Garang was killed on July 30 when Museveni’s presidential helicopter on which he was returning to southern Sudan from Uganda crashed in what Sudanese, Ugandan and SPLM/A officials had repeatedly said was an accident due to poor weather. But on Friday, Museveni said it may not have been an accident, becoming the first official of any government to publicly suggest the crash may have been the result of foul play. “Some people say accident, it may be an accident, it may be something else,” Museveni told thousands of mourners in the southern Sudanese town of Yei where Garang’s coffin had been brought in an airborne funeral procession to Juba. “The (helicopter) was very well equipped, this was my (helicopter) the one I am flying all the time, I am not ruling anything out,” he said, adding that an unspecified “external factor” could have been responsible.
He's also thanking his lucky stars and stroking his rabbit's foot.

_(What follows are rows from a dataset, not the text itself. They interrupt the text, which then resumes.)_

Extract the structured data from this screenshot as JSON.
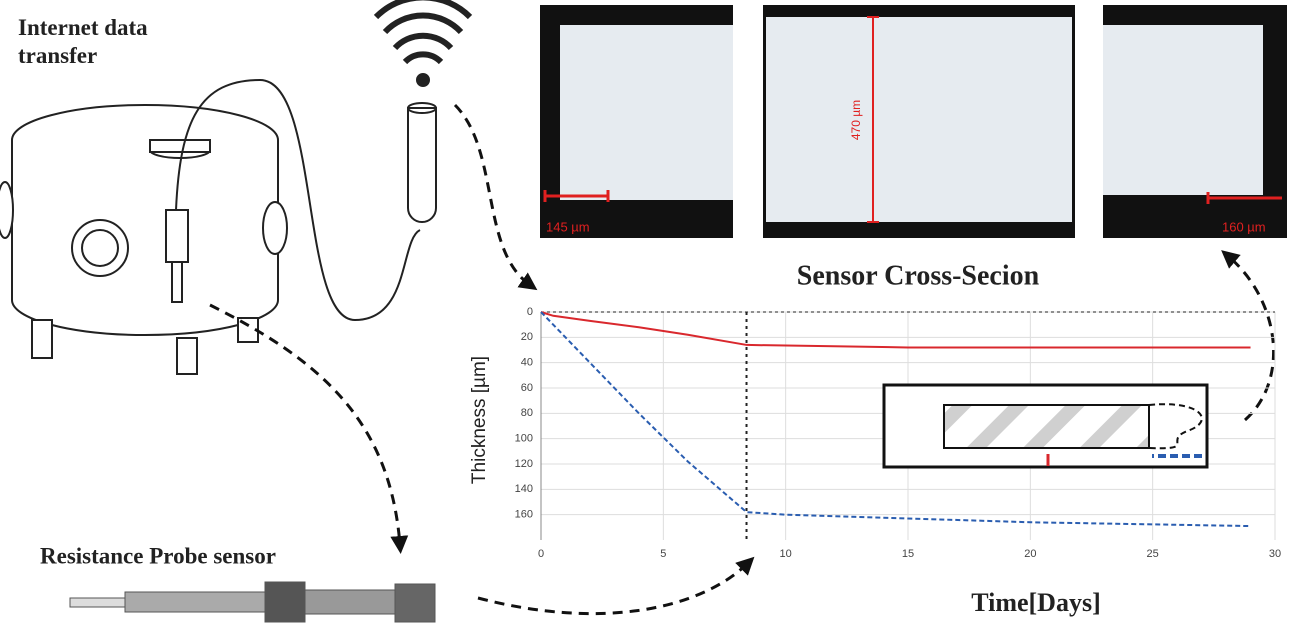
{
  "labels": {
    "internet": "Internet data transfer",
    "probe": "Resistance Probe sensor",
    "cross_section": "Sensor Cross-Secion"
  },
  "micrographs": [
    {
      "scale": "145 µm"
    },
    {
      "scale": "470 µm"
    },
    {
      "scale": "160 µm"
    }
  ],
  "chart_data": {
    "type": "line",
    "x_label": "Time[Days]",
    "y_label": "Thickness [µm]",
    "xlim": [
      0,
      30
    ],
    "xticks": [
      0,
      5,
      10,
      15,
      20,
      25,
      30
    ],
    "ylim": [
      0,
      180
    ],
    "y_inverted": true,
    "yticks": [
      0,
      20,
      40,
      60,
      80,
      100,
      120,
      140,
      160
    ],
    "grid": true,
    "vline_x": 8.4,
    "series": [
      {
        "x": [
          0,
          0.5,
          2,
          4,
          6,
          8.4,
          15,
          29
        ],
        "values": [
          0,
          3,
          7,
          12,
          18,
          26,
          28,
          28
        ],
        "color": "#d9282d",
        "style": "solid"
      },
      {
        "x": [
          0,
          2,
          4,
          6,
          8.4,
          10,
          20,
          29
        ],
        "values": [
          0,
          40,
          80,
          118,
          158,
          160,
          166,
          169
        ],
        "color": "#2a5db0",
        "style": "dashed"
      }
    ]
  }
}
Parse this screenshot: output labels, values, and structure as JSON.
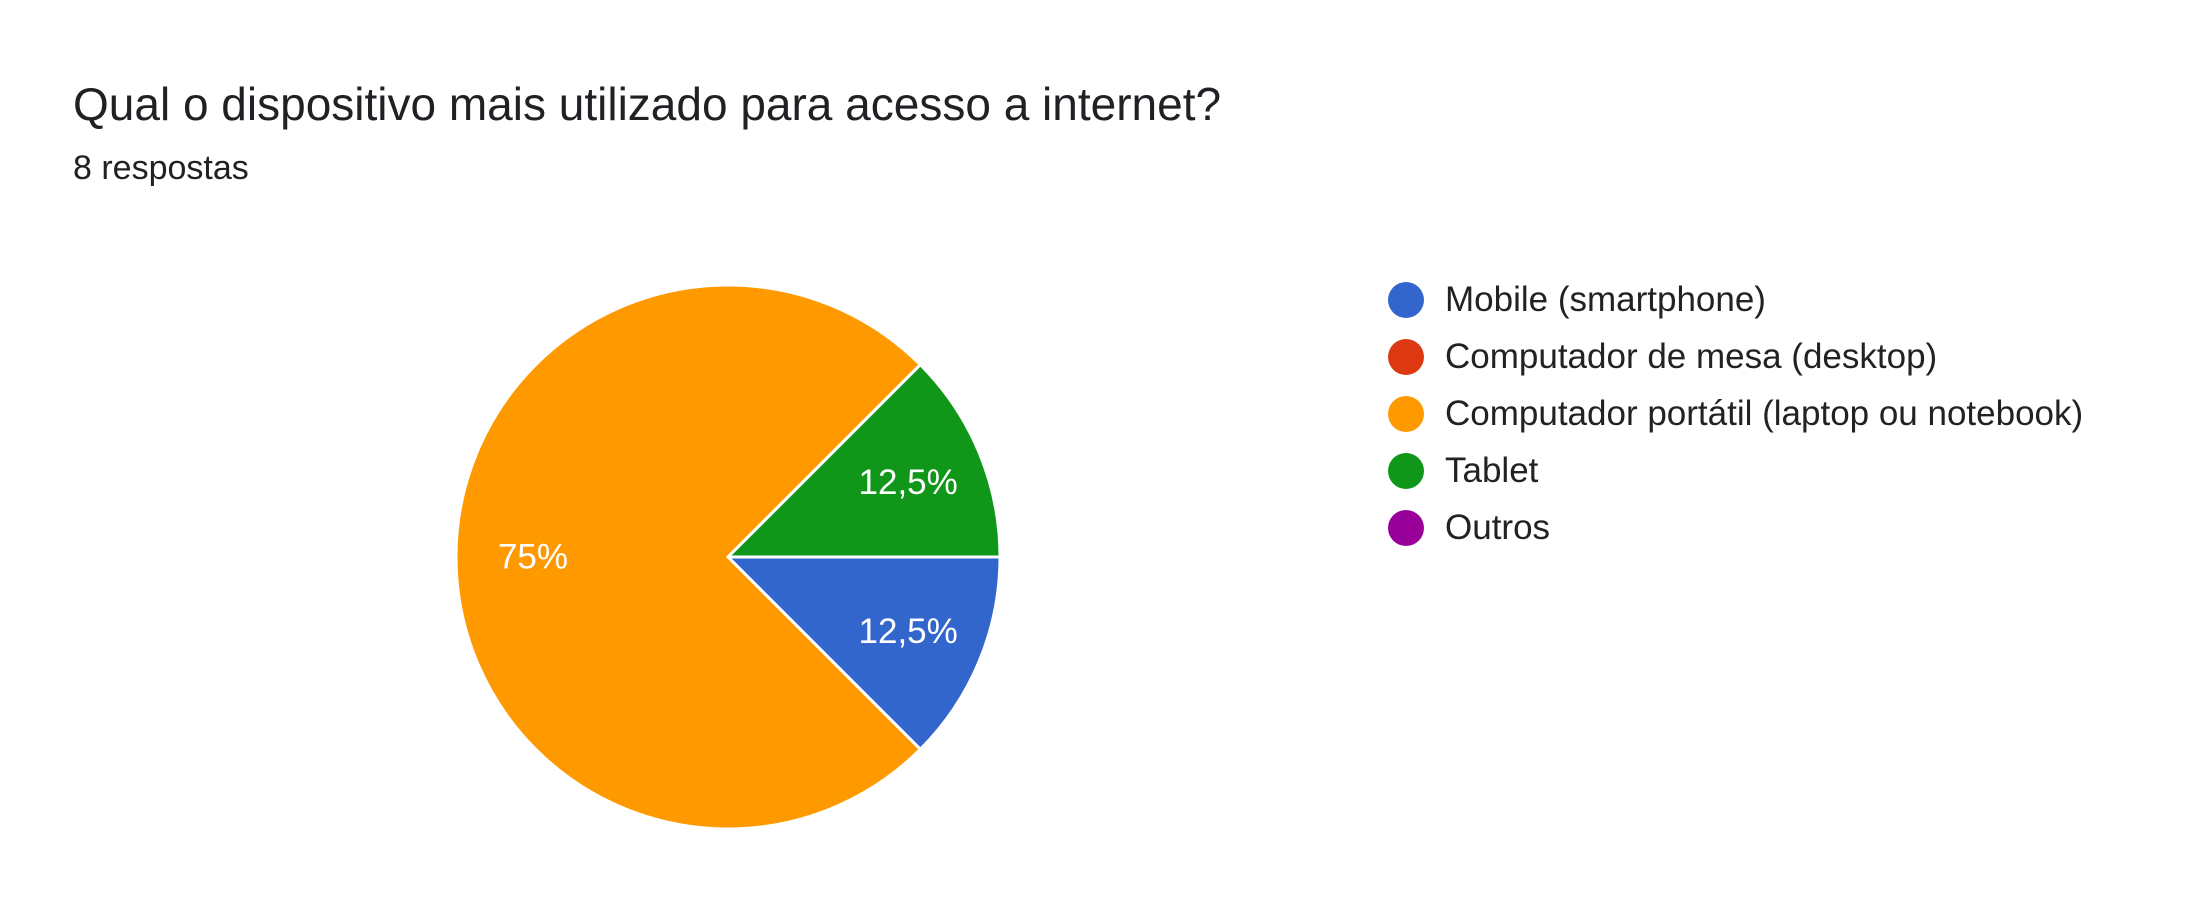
{
  "question": {
    "title": "Qual o dispositivo mais utilizado para acesso a internet?",
    "responses": "8 respostas"
  },
  "chart_data": {
    "type": "pie",
    "title": "Qual o dispositivo mais utilizado para acesso a internet?",
    "subtitle": "8 respostas",
    "legend_position": "right",
    "categories": [
      "Mobile (smartphone)",
      "Computador de mesa (desktop)",
      "Computador portátil (laptop ou notebook)",
      "Tablet",
      "Outros"
    ],
    "values": [
      1,
      0,
      6,
      1,
      0
    ],
    "percent_labels": [
      "12,5%",
      "",
      "75%",
      "12,5%",
      ""
    ],
    "colors": [
      "#3366cc",
      "#dc3912",
      "#ff9900",
      "#109618",
      "#990099"
    ]
  }
}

Salva Kiir, Garang’s successor as SPLM/A chief declined to comment on the specifics of Museveni’s remarks but said no cause had been ruled out pending an international investigation of the crash. But in Khartoum and Juba, senior SPLM/A officials cautioned against making any assumptions about the cause of the crash as did a diplomat in Bor, Garang’s birthplace where his coffin was brought after Yei.
"Boss! We're going to need a new cover story real soon now!"
Sudanese Foreign Minister Mustafa Osman Ismail meanwhile called on Uganda to cooperate with the investigation into the crash. “(Garang’s) visit was to Uganda and the aircraft and its crew were Ugandan,” Ismail told the official SUNA news agency. However he expressed displeasure that the Ugandan authorities only informed Sudan about the disappearance of Garang’s helicopter several hours after they found out. Sudanese Information Minister Abdul Basit Sebdarat went further still, calling Museveni’s comments “extremely worrying”. “Uttering statements or speculations ahead of the investigation would harm the probe and the chances of finding the facts, the official SUNA news agency quoted Sebdarat as saying.